Pakistan intelligence agencies, working with U.S. agents, arrested two Middle Eastern men they suspect are operatives of the Al Qaeda terrorist network, officials said Thursday.

Interior Minister Iftikhar Ahmad confirmed the arrests in the northwestern city of Peshawar, but declined to give details about the suspects or say what position they were believed to hold in Usama bin Laden's organization.

Officials said the men were in Pakistani custody and were being interrogated. They were arrested after FBI agents intercepted calls made from a cell phone, the officials said, declining to be identified.

Officials in Peshawar said both suspects came from Middle Eastern countries but spoke fluent Pashto and Dari, the two common languages of southern Afghanistan.

They said the men are suspected of involvement in the assassination of a Pakistani intelligence officer. Sher Nawaz Khan was gunned down a month ago as he rode a motorbike in the border town of Wana, 180 miles south of Peshawar.

Khan was working in an area where Al Qaeda operatives and forces loyal to Afghanistan's ousted Taliban regime frequently cross the unmarked border and take shelter with sympathetic tribes in Pakistan's northwest region.
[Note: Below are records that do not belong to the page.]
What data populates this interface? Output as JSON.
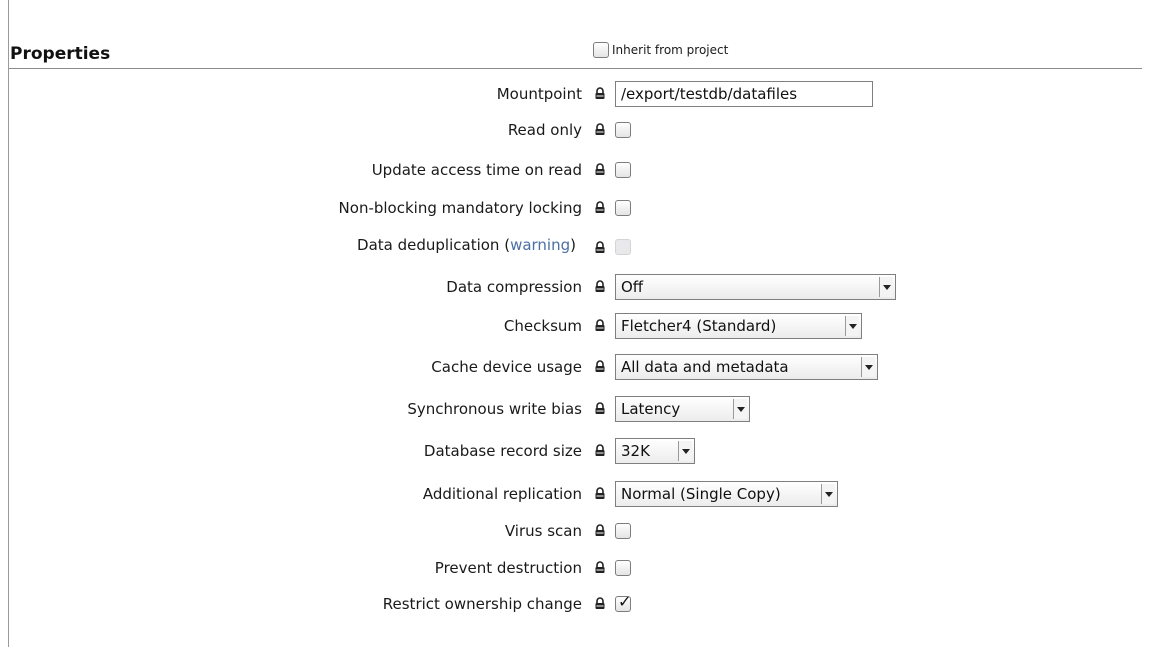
{
  "header": {
    "title": "Properties",
    "inherit_label": "Inherit from project",
    "inherit_checked": false
  },
  "fields": {
    "mountpoint": {
      "label": "Mountpoint",
      "value": "/export/testdb/datafiles"
    },
    "read_only": {
      "label": "Read only",
      "checked": false
    },
    "update_atime": {
      "label": "Update access time on read",
      "checked": false
    },
    "nbmand": {
      "label": "Non-blocking mandatory locking",
      "checked": false
    },
    "dedup": {
      "label": "Data deduplication (",
      "link": "warning",
      "label_end": ")",
      "checked": false,
      "disabled": true
    },
    "compression": {
      "label": "Data compression",
      "value": "Off"
    },
    "checksum": {
      "label": "Checksum",
      "value": "Fletcher4 (Standard)"
    },
    "cache_device": {
      "label": "Cache device usage",
      "value": "All data and metadata"
    },
    "sync_bias": {
      "label": "Synchronous write bias",
      "value": "Latency"
    },
    "record_size": {
      "label": "Database record size",
      "value": "32K"
    },
    "replication": {
      "label": "Additional replication",
      "value": "Normal (Single Copy)"
    },
    "virus_scan": {
      "label": "Virus scan",
      "checked": false
    },
    "prevent_destruction": {
      "label": "Prevent destruction",
      "checked": false
    },
    "restrict_ownership": {
      "label": "Restrict ownership change",
      "checked": true,
      "check_glyph": "✓"
    }
  },
  "icons": {
    "lock": "lock-icon",
    "dropdown": "chevron-down-icon"
  },
  "colors": {
    "link": "#4a6fa5",
    "rule": "#8c8c8c"
  }
}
Pakistan has arrested several top-level Al Qaeda operatives in the last 13 months, unlocking many of the secrets of the organization held responsible for the Sept. 11, 2001, attacks in the United States. Most of those arrested have been turned over to U.S. authorities.

In March 2002, Abu Zubaydah, once bin Laden's top terror coordinator, was caught in the city of Faisalabad.
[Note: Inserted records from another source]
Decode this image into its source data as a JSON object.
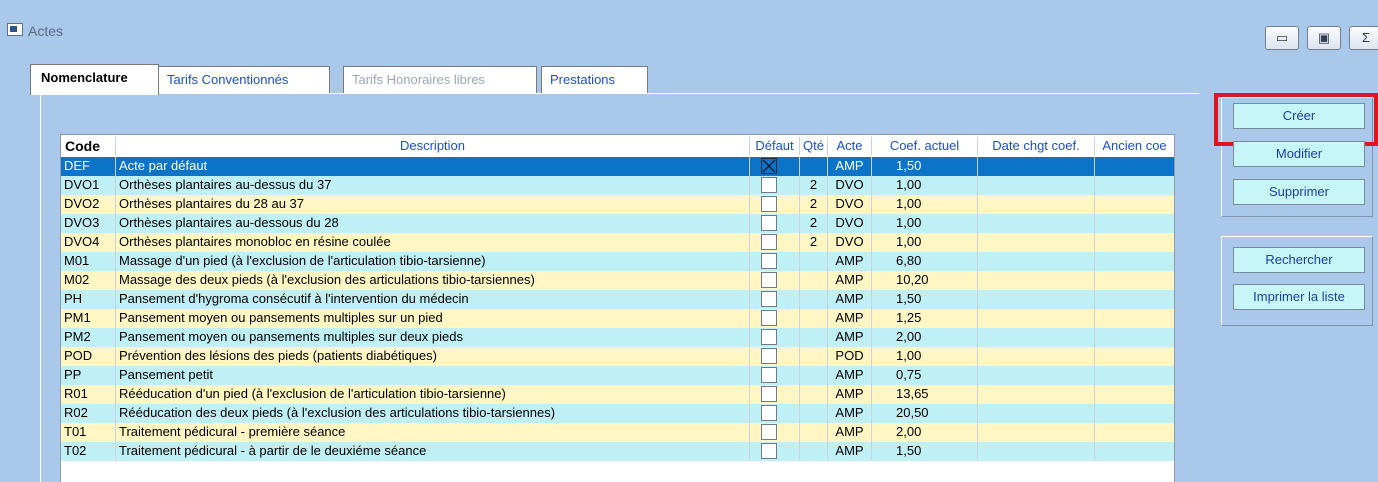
{
  "window": {
    "title": "Actes",
    "controls": {
      "minimize": "▭",
      "maximize": "▣",
      "close": "Σ"
    }
  },
  "tabs": [
    {
      "label": "Nomenclature",
      "state": "active"
    },
    {
      "label": "Tarifs Conventionnés",
      "state": "normal"
    },
    {
      "label": "Tarifs Honoraires libres",
      "state": "disabled"
    },
    {
      "label": "Prestations",
      "state": "normal"
    }
  ],
  "table": {
    "columns": [
      "Code",
      "Description",
      "Défaut",
      "Qté",
      "Acte",
      "Coef. actuel",
      "Date chgt coef.",
      "Ancien coe"
    ],
    "rows": [
      {
        "code": "DEF",
        "description": "Acte par défaut",
        "default": true,
        "qty": "",
        "acte": "AMP",
        "coef": "1,50",
        "date": "",
        "old": "",
        "style": "selected"
      },
      {
        "code": "DVO1",
        "description": "Orthèses plantaires au-dessus du 37",
        "default": false,
        "qty": "2",
        "acte": "DVO",
        "coef": "1,00",
        "date": "",
        "old": "",
        "style": "blue"
      },
      {
        "code": "DVO2",
        "description": "Orthèses plantaires du 28 au 37",
        "default": false,
        "qty": "2",
        "acte": "DVO",
        "coef": "1,00",
        "date": "",
        "old": "",
        "style": "yellow"
      },
      {
        "code": "DVO3",
        "description": "Orthèses plantaires au-dessous du 28",
        "default": false,
        "qty": "2",
        "acte": "DVO",
        "coef": "1,00",
        "date": "",
        "old": "",
        "style": "blue"
      },
      {
        "code": "DVO4",
        "description": "Orthèses plantaires monobloc en résine coulée",
        "default": false,
        "qty": "2",
        "acte": "DVO",
        "coef": "1,00",
        "date": "",
        "old": "",
        "style": "yellow"
      },
      {
        "code": "M01",
        "description": "Massage d'un pied (à l'exclusion de l'articulation tibio-tarsienne)",
        "default": false,
        "qty": "",
        "acte": "AMP",
        "coef": "6,80",
        "date": "",
        "old": "",
        "style": "blue"
      },
      {
        "code": "M02",
        "description": "Massage des deux pieds (à l'exclusion des articulations tibio-tarsiennes)",
        "default": false,
        "qty": "",
        "acte": "AMP",
        "coef": "10,20",
        "date": "",
        "old": "",
        "style": "yellow"
      },
      {
        "code": "PH",
        "description": "Pansement d'hygroma consécutif à l'intervention du médecin",
        "default": false,
        "qty": "",
        "acte": "AMP",
        "coef": "1,50",
        "date": "",
        "old": "",
        "style": "blue"
      },
      {
        "code": "PM1",
        "description": "Pansement moyen ou pansements multiples sur un pied",
        "default": false,
        "qty": "",
        "acte": "AMP",
        "coef": "1,25",
        "date": "",
        "old": "",
        "style": "yellow"
      },
      {
        "code": "PM2",
        "description": "Pansement moyen ou pansements multiples sur deux pieds",
        "default": false,
        "qty": "",
        "acte": "AMP",
        "coef": "2,00",
        "date": "",
        "old": "",
        "style": "blue"
      },
      {
        "code": "POD",
        "description": "Prévention des lésions des pieds (patients diabétiques)",
        "default": false,
        "qty": "",
        "acte": "POD",
        "coef": "1,00",
        "date": "",
        "old": "",
        "style": "yellow"
      },
      {
        "code": "PP",
        "description": "Pansement petit",
        "default": false,
        "qty": "",
        "acte": "AMP",
        "coef": "0,75",
        "date": "",
        "old": "",
        "style": "blue"
      },
      {
        "code": "R01",
        "description": "Rééducation d'un pied (à l'exclusion de l'articulation tibio-tarsienne)",
        "default": false,
        "qty": "",
        "acte": "AMP",
        "coef": "13,65",
        "date": "",
        "old": "",
        "style": "yellow"
      },
      {
        "code": "R02",
        "description": "Rééducation des deux pieds (à l'exclusion des articulations tibio-tarsiennes)",
        "default": false,
        "qty": "",
        "acte": "AMP",
        "coef": "20,50",
        "date": "",
        "old": "",
        "style": "blue"
      },
      {
        "code": "T01",
        "description": "Traitement pédicural - première séance",
        "default": false,
        "qty": "",
        "acte": "AMP",
        "coef": "2,00",
        "date": "",
        "old": "",
        "style": "yellow"
      },
      {
        "code": "T02",
        "description": "Traitement pédicural - à partir de le deuxiéme séance",
        "default": false,
        "qty": "",
        "acte": "AMP",
        "coef": "1,50",
        "date": "",
        "old": "",
        "style": "blue"
      }
    ]
  },
  "buttons": {
    "create": "Créer",
    "modify": "Modifier",
    "delete": "Supprimer",
    "search": "Rechercher",
    "print": "Imprimer la liste"
  },
  "colors": {
    "window_bg": "#a9c8ea",
    "row_blue": "#bff0f5",
    "row_yellow": "#fff6c3",
    "row_selected": "#0b73c8",
    "highlight": "#e0141c"
  }
}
Last September, Ramzi Binalshibh, a suspected planner of the terrorist attack in the United States, was captured after a gun battle in the southern port of Karachi. A month ago, Khalid Shaikh Mohammed, the alleged mastermind of the Sept. 11 attacks, was seized in Rawalpindi, near Islamabad.

The latest arrest came two weeks ago when Yassir al-Jaziri was captured in the eastern city of Lahore. Al-Jaziri was described as a key subordinate of bin Laden who facilitated communications between Al Qaeda operatives. He was among the top two dozen most-wanted Al Qaeda men.